Introduction: Hereditary angioedema, a disabling condition, with high mortality when untreated, is caused by C1 inhibitor deficiency and other regulatory disorders of bradykinin production or metabolism. This review covers the remarkable progress made in biological therapies for this rare disorder. Areas covered: Over the past 10 years, several evidence-based parenteral treatments have been licensed, including two plasma-derived C1 inhibitor replacement therapies and one recombinant C1 inhibitor replacement for acute treatment of angioedema attacks and synthetic peptides for inhibition of kallikrein or bradykinin B2 receptors, with oral small molecule treatments currently in clinical trial. Moreover, recent advances in prophylaxis by subcutaneous C1 inhibitor to restore near-normal plasma function or by humanized antibody inhibition of kallikrein have resulted in freedom from symptoms for a high proportion of those treated.
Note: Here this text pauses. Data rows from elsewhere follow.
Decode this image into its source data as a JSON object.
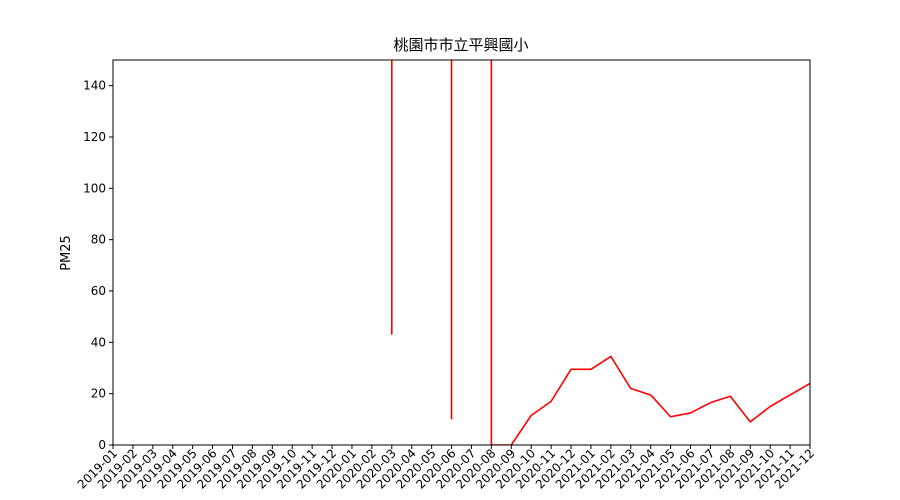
{
  "chart_data": {
    "type": "line",
    "title": "桃園市市立平興國小",
    "xlabel": "",
    "ylabel": "PM25",
    "ylim": [
      0,
      150
    ],
    "yticks": [
      0,
      20,
      40,
      60,
      80,
      100,
      120,
      140
    ],
    "grid": false,
    "line_color": "#ff0000",
    "categories": [
      "2019-01",
      "2019-02",
      "2019-03",
      "2019-04",
      "2019-05",
      "2019-06",
      "2019-07",
      "2019-08",
      "2019-09",
      "2019-10",
      "2019-11",
      "2019-12",
      "2020-01",
      "2020-02",
      "2020-03",
      "2020-04",
      "2020-05",
      "2020-06",
      "2020-07",
      "2020-08",
      "2020-09",
      "2020-10",
      "2020-11",
      "2020-12",
      "2021-01",
      "2021-02",
      "2021-03",
      "2021-04",
      "2021-05",
      "2021-06",
      "2021-07",
      "2021-08",
      "2021-09",
      "2021-10",
      "2021-11",
      "2021-12"
    ],
    "segments": [
      {
        "x": [
          "2020-03",
          "2020-03"
        ],
        "y": [
          43,
          3000
        ]
      },
      {
        "x": [
          "2020-06",
          "2020-06"
        ],
        "y": [
          10,
          3000
        ]
      },
      {
        "x": [
          "2020-08",
          "2020-08",
          "2020-09",
          "2020-10",
          "2020-11",
          "2020-12",
          "2021-01",
          "2021-02",
          "2021-03",
          "2021-04",
          "2021-05",
          "2021-06",
          "2021-07",
          "2021-08",
          "2021-09",
          "2021-10",
          "2021-11",
          "2021-12"
        ],
        "y": [
          3000,
          0,
          0,
          11.5,
          17,
          29.5,
          29.5,
          34.5,
          22,
          19.5,
          11,
          12.5,
          16.5,
          19,
          9,
          15,
          19.5,
          24
        ]
      }
    ]
  }
}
Expert opinion: This plethora of treatment possibilities has come about as a result of recent scientific advances. Collaboration between patient groups, basic and clinical scientists, physicians, nurses, and the pharmaceutical industry has underpinned this translation of basic science into treatments and protocols. These in their turn have brought huge improvements in prognosis, quality of life and economic productivity to patients, their families, and the societies in which they live.